“Each day is a new day. You’re given what you’re given, so make the best of it you can.”
When Kelley Hennigan was 12 years old she had a secret — one that, if kept, could have killed her.
Hennigan’s story began when she was 5 years old, growing up near Houston. It was at that young age that she fell in love.
“I loved gymnastics immediately. It stuck from that age on, and it always won out over other sports,” says Hennigan, a standout gymnast who graduates from DU with a bachelor’s degree in digital media studies on June 5. “It’s a sport you don’t do just halfway, and you have to decide early on if you’re going to be competitive at it.”
She decided she wanted to be competitive, and she backed up that vow by piling on the hours of practice after school and on weekends, flying through the air in her routines.
But at age 12 she noticed some pain in her shoulder. At first it was nothing. Pain was part of what she signed up for. But it lingered. “Then after a while I noticed a lump,” Hennigan says.
Still, she kept quiet.
“I kept it a secret. I hid it because it’s part of the sport — you try to work through pain. I wanted to keep competing,” she says. “I loved gymnastics, and I didn’t want anything to come between me and it.”
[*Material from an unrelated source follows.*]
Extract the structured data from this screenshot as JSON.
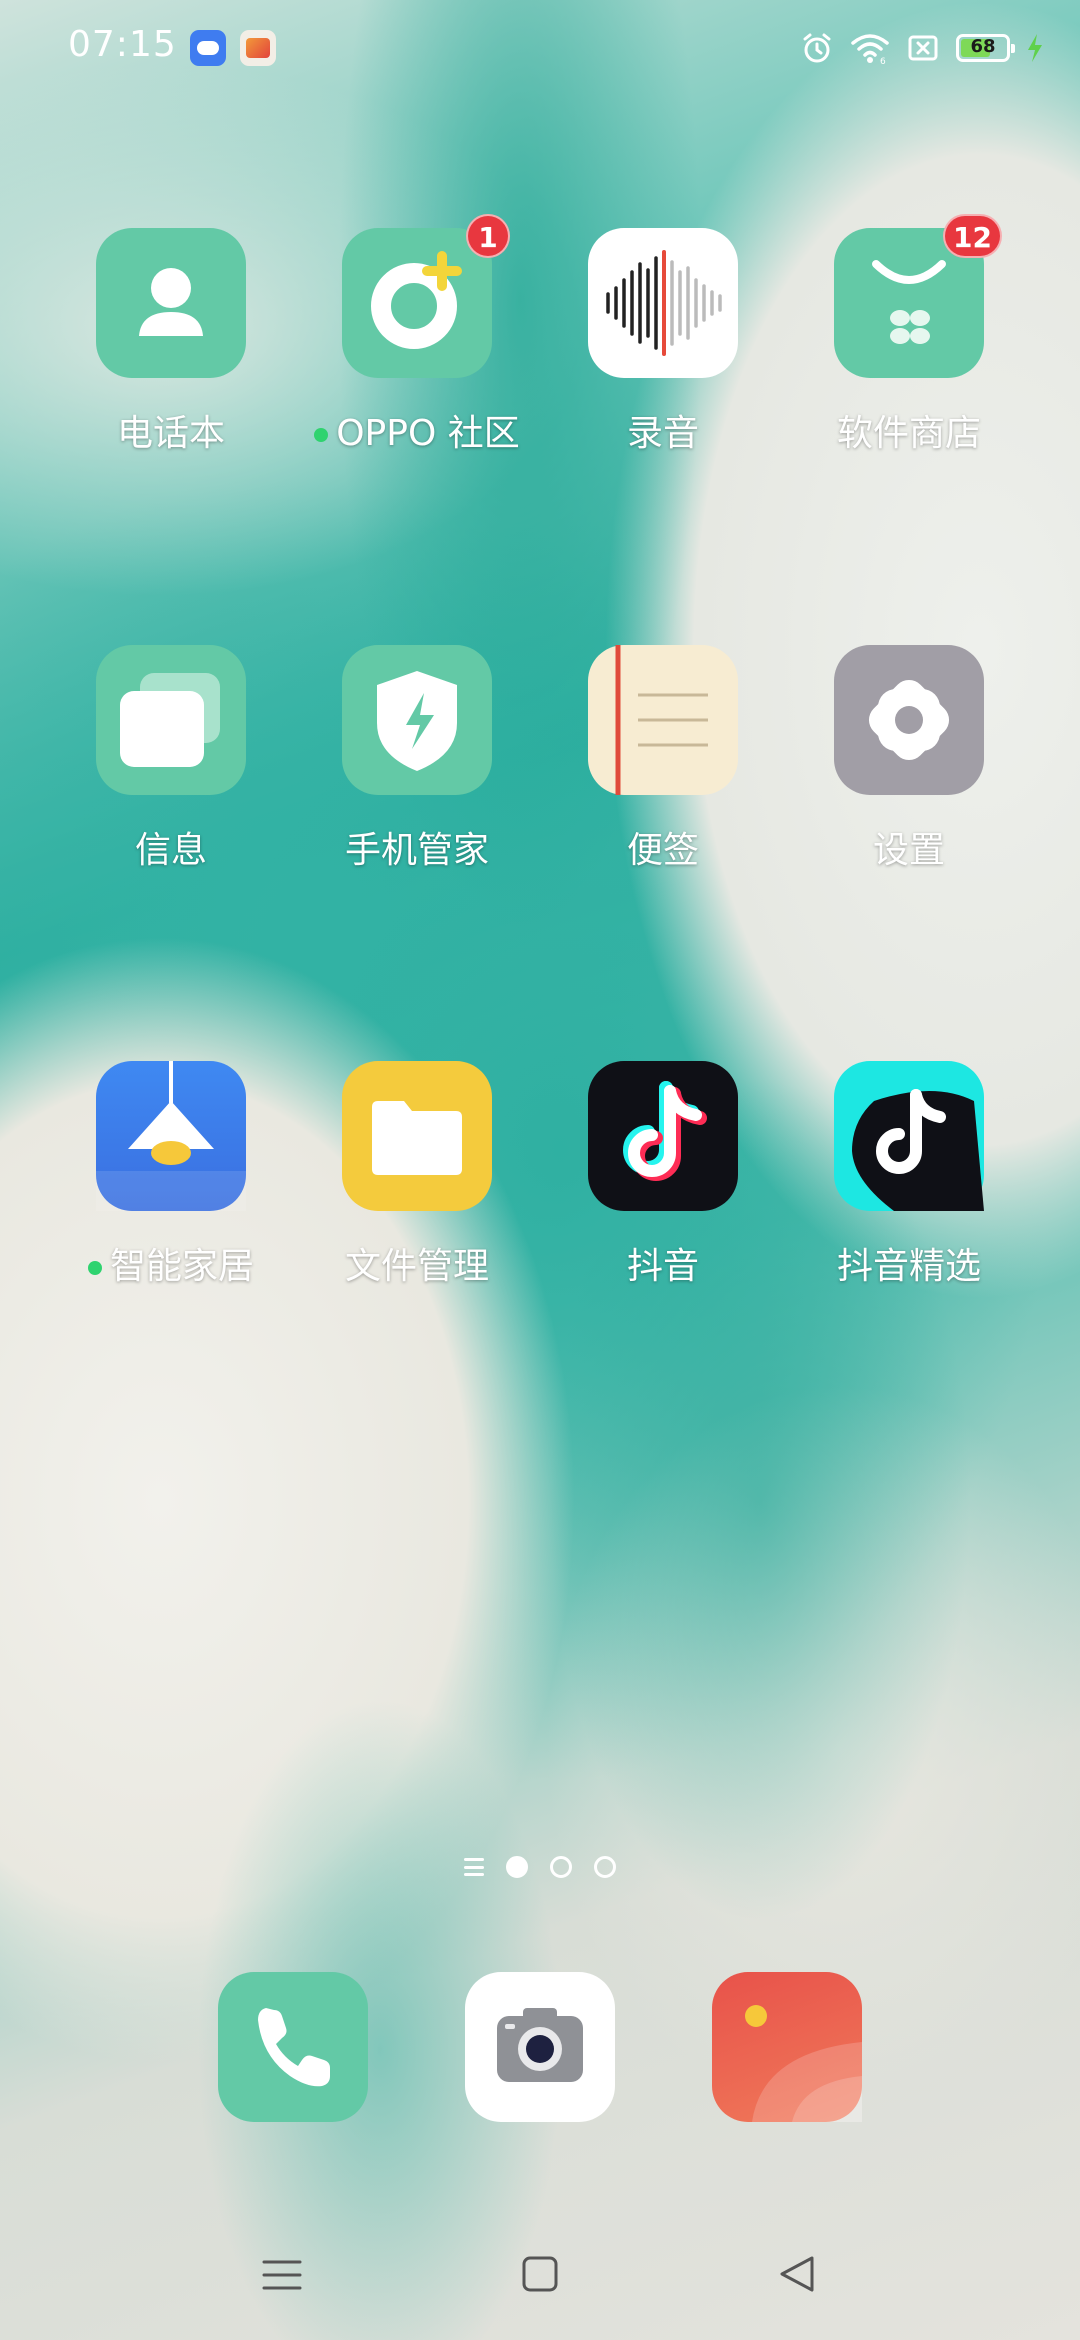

After a few weeks, as the lump kept growing, Hennigan finally relented. Her doctor found cancer — soft-tissue sarcoma — in her shoulder. Not surprisingly, she was told no gymnastics and no practice. That was something Hennigan wouldn’t accept.
“I went ahead anyway,” she says. “I cut back some, but I kept training. I know that was crazy, but it was the only thing that kept me feeling normal. I didn’t want to feel sick.”
But she was very sick. She faced five weeks of radiation treatment and then surgery. After three months of treatment the cancer went away.
Looking back, Hennigan says it was the lessons from gymnastics that served as her chief weapon in her battle with cancer.
“Gymnastics has taught me an insane amount of lessons, but especially how to handle pressure … and to put everything I can into what I’m doing, to do the best I can,” she says.
Fighting cancer, she tapped those lessons. “I looked at treatment as a challenge. I had a calendar and I marked off each day of treatment knowing that if I could make it through, something good would be waiting for me on the other side.”
Waiting on the other side was the sport she loved. “I’ve always loved it. Every day is different and I think that makes it fun, but it’s challenging. The sport has always kicked my butt.”
Hennigan has done her fair share of kicking butt, too. She was one of the nation’s best collegiate gymnasts and a star on the DU squad. As a freshman, she helped the team earn a berth to the NCAA tournament for the first time in seven years. In 2009, Hennigan finished second on the team with six event titles — three vault, two all-around and one bars — along with season averages on vault of 9.806, floor of 9.747, bars of 9.658 and all-around of 38.954. In April, she made her second trip to the NCAA national championships at the University of Florida, where she took 20th place in the all-around in the semifinals.
Head coach Melissa Kutcher-Rinehart isn’t surprised by Hennigan’s resilience.
“Kelley has been a tremendous competitor throughout her career; she has been one of the most consistent on our team,” Kutcher-Rinehart says. “Her competitive drive, fire and focus set her apart from the rest.”
When asked if she has advice for those fighting cancer or other hardships, Hennigan says, “Each day is a new day. You’re given what you’re given, so make the best of it you can.”